Pyfaces is a face recognition system implemented in Python using PIL for image processing and numpy for mathematical operations.The gui version uses some Tix widgets and Tkinter code.A command line version is also given.Face recognition is a pattern recognition task in which relevant features of the face are used to identify a face.These features may be related to our notion of objects like eyes,nose,ear etc.Pyfaces uses the Eigenface approach which belongs to the template matching family of face recognition techniques.It is described by Matthew A. Turk and Alex P. Pentland in their paper titled "Face Recognition Using Eigenfaces." Eigenface recognition derives it's name from the German prefix "eigen", meaning "own" or "individual".The relevant features are called principal components and can be extracted by PCA methods.The algorithm captures the variation in a collection of face images, independent of any judgment of features .In mathematical terms,the algorithm finds the principal components of distribution of faces, or the eigenvectors of the covariance matrix of a set of face images ,treating an image as point (or vector) in a very high dimensional space .These eigenvectors can be thought of as a set of features that together characterize the variation between face images.
If we consider a face image as a 2 dimensional NXN array of 8 bit intensity values, we can represent the image as a vector of dimension N^2 .A 256X256 image can be thought of as a vector of dimension 65,536.It can also be thought of as a point in 65,536 dimensional space.A collection of images, then, maps to a collection of points in this huge space.Images of faces, being similar in overall configuration, will not be randomly distributed in this huge image space and thus can be described by a relatively low dimensional subspace. This subspace is termed as facespace and is characterised by vectors that best account for the distribution of face images within the entire image space.Each vector is of length N^2 and describes an NXN image .These vectors map the most significant variations between faces -also called principal components These are called eigenfaces because of the ghostly face like appearance.
Each eigenface represents only some features of the face which may or may not be present in the original image.If the feature is present in the original image,then the contribution of that eigenface in the sum of eigenfaces will be greater.so each eigenface will have an associated weight.Any face in the image set can be described as a linear combination of the best eigenfaces (to be more precise,a weighted sum of eigenfaces).If we select the best M eigenfaces they would span an M-dimensional facespace. When M<< N^2 ,dimensionality is reduced from N^2 to M*M. For a set of 16 images each of size 256X256, the number of calculations to be done is reduced from 65,536*65,536 to 16*16.Since we need only take the most significant eigenfaces (say 6),the calcualtions will be further reduced . This dimensionality reduction makes eigenface technique an ideal choice for face recognition .
The various steps in face identification using eigenfaces are:
1.Initialization of training images
- Construct a faces matrix with the training images.Each image is transformed into a vector of size =width*height and placed as a row of the matrix .Pack these vectors as rows of faces matrix.
- Calculate the average face.
- Normalize the training images by finding zero mean vectors (The average face is subtracted from the face matrix)
- Covariance matrix is found by A*A_transpose where A is the normalized face matrix.
- Compute eigenvectors and eigenvalues.sort eigenvectors to get most significant ones.(those with largest associated eigenvalues)
- Project the eigenvectors onto the face matrix, creating the facespace.Each row of facespace will correspond to an eigenface
- Calculate the set of weights associated with each training image.Once the initialization is done the facespace and weights can be cached to avoid recomputation.
2. Recognising an image
- Normalise input image vector by substracting the average face image .
- Input image is transformed into its eigenface components.Project input image onto the facespace.This creates the weight vector of input image[w1w2...wn] that describes the contribution of each eigenvector in representing the input face image.The weight vectors can be thought of as a point in space and the distances between input weight vector and weight vectors of training images can be calculated.
- Find minimum distance of input weight from training weights,this will indicate a matching face if the distance is within a threshold(to be determined empirically).
The primary advantage of the eigenface method is the system's speed and efficiency.
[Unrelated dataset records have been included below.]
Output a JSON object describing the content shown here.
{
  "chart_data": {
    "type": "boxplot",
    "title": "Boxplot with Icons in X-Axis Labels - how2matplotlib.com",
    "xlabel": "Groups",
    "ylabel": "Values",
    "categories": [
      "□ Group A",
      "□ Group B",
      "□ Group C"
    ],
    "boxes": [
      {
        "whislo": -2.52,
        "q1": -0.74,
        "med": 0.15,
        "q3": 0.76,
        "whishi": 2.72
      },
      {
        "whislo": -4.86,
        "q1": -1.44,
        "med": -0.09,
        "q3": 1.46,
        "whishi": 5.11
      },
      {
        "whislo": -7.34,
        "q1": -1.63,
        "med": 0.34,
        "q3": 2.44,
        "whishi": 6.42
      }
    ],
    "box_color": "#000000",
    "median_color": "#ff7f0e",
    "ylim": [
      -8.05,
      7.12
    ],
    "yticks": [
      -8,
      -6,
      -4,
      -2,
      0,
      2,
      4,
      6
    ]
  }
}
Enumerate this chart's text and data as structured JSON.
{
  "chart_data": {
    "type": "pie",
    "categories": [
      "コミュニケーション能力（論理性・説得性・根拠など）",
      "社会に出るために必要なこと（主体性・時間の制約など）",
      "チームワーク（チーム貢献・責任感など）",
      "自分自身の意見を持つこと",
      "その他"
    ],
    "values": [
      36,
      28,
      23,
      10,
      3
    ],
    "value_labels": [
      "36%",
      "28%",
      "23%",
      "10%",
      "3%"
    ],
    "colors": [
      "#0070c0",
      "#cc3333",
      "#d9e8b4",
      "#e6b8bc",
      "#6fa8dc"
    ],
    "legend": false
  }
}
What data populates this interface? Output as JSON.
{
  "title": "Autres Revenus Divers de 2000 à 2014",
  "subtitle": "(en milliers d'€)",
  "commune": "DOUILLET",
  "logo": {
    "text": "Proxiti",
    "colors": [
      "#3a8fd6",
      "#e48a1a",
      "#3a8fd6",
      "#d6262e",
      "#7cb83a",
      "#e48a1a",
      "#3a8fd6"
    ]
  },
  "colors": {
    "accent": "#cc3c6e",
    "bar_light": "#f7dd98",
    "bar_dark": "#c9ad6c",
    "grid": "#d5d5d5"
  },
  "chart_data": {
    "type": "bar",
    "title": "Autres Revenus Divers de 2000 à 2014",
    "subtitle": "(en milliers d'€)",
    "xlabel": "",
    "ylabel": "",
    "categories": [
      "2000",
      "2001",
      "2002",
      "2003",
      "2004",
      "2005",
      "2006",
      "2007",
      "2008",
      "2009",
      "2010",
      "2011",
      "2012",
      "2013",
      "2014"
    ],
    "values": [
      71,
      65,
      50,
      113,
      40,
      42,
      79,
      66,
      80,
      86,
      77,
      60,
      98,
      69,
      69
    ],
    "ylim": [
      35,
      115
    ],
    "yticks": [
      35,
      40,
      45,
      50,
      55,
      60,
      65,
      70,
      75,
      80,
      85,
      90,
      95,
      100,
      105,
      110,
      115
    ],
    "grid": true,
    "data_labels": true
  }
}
The eigenface approach reduces the amount of data needed to identify an individual to 1/1000th of a full sized image (Lau Technologies, 1999). Presence of objects like beard,glasses etc does not decrease performance.
The eigenface method has problems identifying faces in different light levels and pose positions. Better results are obtained when the input faces are preprocessed to remove background details, and all faces are equally oriented geometrically.The face must be presented to the system as a frontal view in order for the system to work.
The face image to be matched to a collection is selected using FileSelectBox on left top of the GUI and the folder containing the collection is selected using a DirSelectBox on left bottom of the GUI. On clicking match button,the selected image will be displayed on the first canvas and the matching image if any will be displayed on the second canvas.
The 'probes' directory contains images to be checked and 'gallery' contains the collection of face images.